Talking about some of her BBC television roles that followed, among them many classics, she revealed that “they recorded over the tapes, they are lost, that precious canon of work,” and that only a few videos survive.
Inspired by Monica Vitti in Antonioni’s L’Avventura (“She made me realize what film acting could be”) and the films of Anna Magnani (“I watch her films again and again to refresh myself”), she began a stellar film career.
As she spoke, it became clear how much she has been a creative partner in many of her roles, including those she made with the acclaimed directors Peter Greenaway (for whom she starred in The Cook, the Thief, His Wife & Her Lover) and Robert Altman (Gosford Park). Of Greenaway, she said, “He sees his films as fine art, pure art.”
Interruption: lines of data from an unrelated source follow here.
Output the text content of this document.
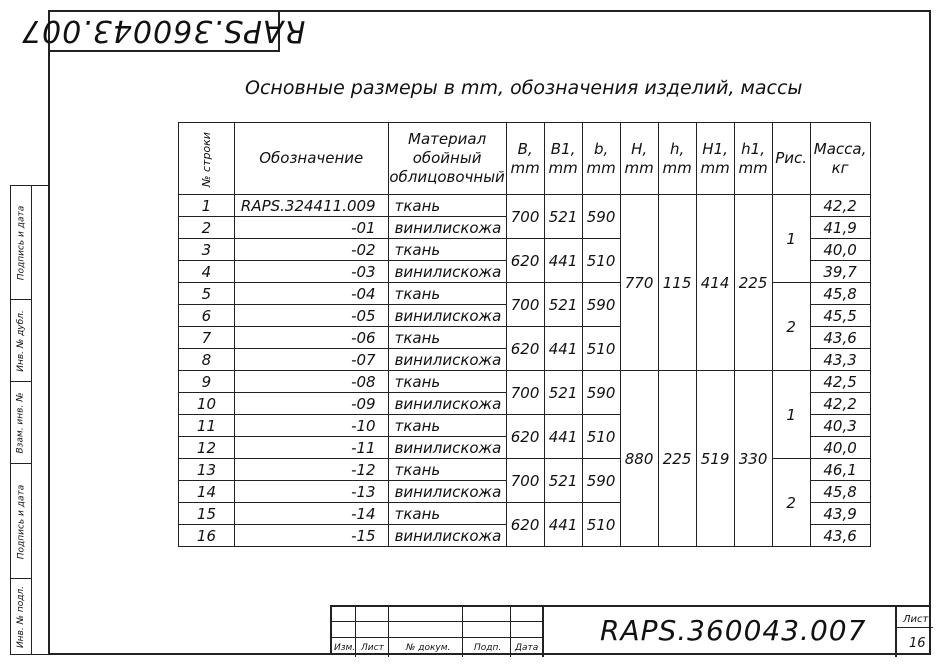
RAPS.360043.007
Подпись и дата
Инв. № дубл.
Взам. инв. №
Подпись и дата
Инв. № подл.
Основные размеры в mm, обозначения изделий, массы
№ строки	Обозначение	Материал обойный облицовочный	B, mm	B1, mm	b, mm	H, mm	h, mm	H1, mm	h1, mm	Рис.	Масса, кг
1	RAPS.324411.009	ткань	700	521	590	770	115	414	225	1	42,2
2	-01	винилискожа									41,9
3	-02	ткань	620	441	510						40,0
4	-03	винилискожа									39,7
5	-04	ткань	700	521	590					2	45,8
6	-05	винилискожа									45,5
7	-06	ткань	620	441	510						43,6
8	-07	винилискожа									43,3
9	-08	ткань	700	521	590	880	225	519	330	1	42,5
10	-09	винилискожа									42,2
11	-10	ткань	620	441	510						40,3
12	-11	винилискожа									40,0
13	-12	ткань	700	521	590					2	46,1
14	-13	винилискожа									45,8
15	-14	ткань	620	441	510						43,9
16	-15	винилискожа									43,6
Изм. Лист № докум.	Подп. Дата
RAPS.360043.007	Лист
16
Altman “understood technique so profoundly, he threw the technique out” and took Mirren’s bold suggestion to cut a scene she considered extraneous, and to add another one later on. “It was because of that scene that I got an Oscar nomination” for her role in the film, she said.
The film for which she won her Best Actress Oscar, Stephen Frears’ The Queen, was daunting because of the queen is such a wellknown figure and because “the Brits have such a love-hate relationship with her.”
What helped alleviate her panic was her realization that “you’re just doing a portrait of her... It’s me as an artist, it’s not her... It was liberating.”
Among Mirren’s upcoming projects is her role in Fast and Furious 8, the latest installment in the action franchise. “I’m a great admirer of Vin Diesel,” said Mirren, with her trademark blend of joie de vivre, humor and grace. “I’m sure it will be great fun.”